The presence of vorticity could explain why rapidly rotating black holes don’t seem to produce Hawking radiation, a type of thermal glow emitted by some of these objects. The structures could also lead to extraordinary breakthroughs beyond black holes, including the opportunity to open a “portal into the sector of dark matter,” the study’s authors wrote. 

This figurative portal might lurk in extremely luminous objects called active galactic nuclei, which are powered by supermassive black holes that sit at the center of large galaxies. These nuclei shoot out huge jets of plasma that travel close to light speed and can extend across a million light years. 

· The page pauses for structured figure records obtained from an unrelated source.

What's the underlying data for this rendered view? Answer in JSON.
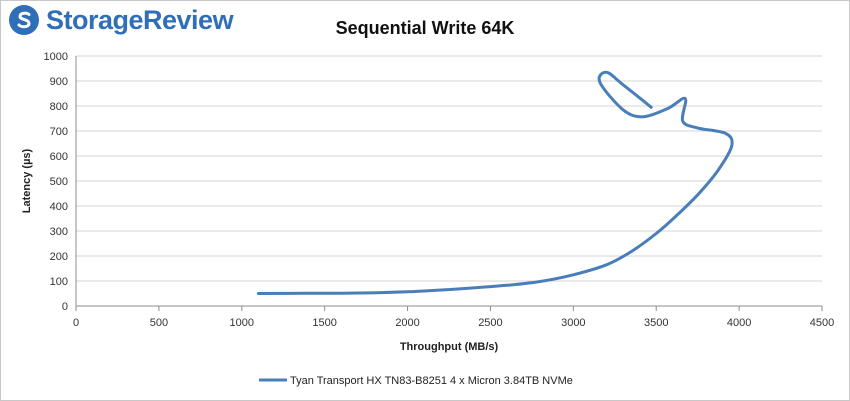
{
  "brand": {
    "name": "StorageReview",
    "accent": "#2f6fb8",
    "icon": "storagereview-logo-icon"
  },
  "chart_data": {
    "type": "line",
    "title": "Sequential Write 64K",
    "xlabel": "Throughput (MB/s)",
    "ylabel": "Latency (µs)",
    "xlim": [
      0,
      4500
    ],
    "ylim": [
      0,
      1000
    ],
    "x_ticks": [
      0,
      500,
      1000,
      1500,
      2000,
      2500,
      3000,
      3500,
      4000,
      4500
    ],
    "y_ticks": [
      0,
      100,
      200,
      300,
      400,
      500,
      600,
      700,
      800,
      900,
      1000
    ],
    "grid": true,
    "legend_position": "bottom",
    "series": [
      {
        "name": "Tyan Transport HX TN83-B8251 4 x Micron 3.84TB NVMe",
        "color": "#4a7ebb",
        "points": [
          [
            1100,
            50
          ],
          [
            1400,
            51
          ],
          [
            1700,
            52
          ],
          [
            2000,
            57
          ],
          [
            2300,
            68
          ],
          [
            2600,
            83
          ],
          [
            2800,
            98
          ],
          [
            3000,
            125
          ],
          [
            3200,
            165
          ],
          [
            3350,
            218
          ],
          [
            3500,
            290
          ],
          [
            3620,
            360
          ],
          [
            3750,
            445
          ],
          [
            3870,
            540
          ],
          [
            3955,
            640
          ],
          [
            3920,
            690
          ],
          [
            3750,
            712
          ],
          [
            3660,
            740
          ],
          [
            3675,
            830
          ],
          [
            3570,
            790
          ],
          [
            3420,
            757
          ],
          [
            3300,
            785
          ],
          [
            3160,
            895
          ],
          [
            3200,
            935
          ],
          [
            3300,
            885
          ],
          [
            3470,
            795
          ]
        ]
      }
    ]
  }
}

Dvali and his colleagues note that these energetic jets might emit magnetic signatures of vorticity in their light, which could be captured and deciphered in telescope images. The jets are also thought to interact with dark matter, an unidentified substance that accounts for most mass in the universe. As a result, future observations of jets, and the possible signatures of vortexes within them, could inform the major scientific quest to understand dark matter.

"We have just recently established the field of black hole vorticity," said Florian Kühnel, a cosmologist at Ludwig Maximilian University of Munich who co-authored the study, in a statement

"There is a wealth of important and exciting questions to address that “might open the door to these new and exciting quantum aspects of space-time," he concluded.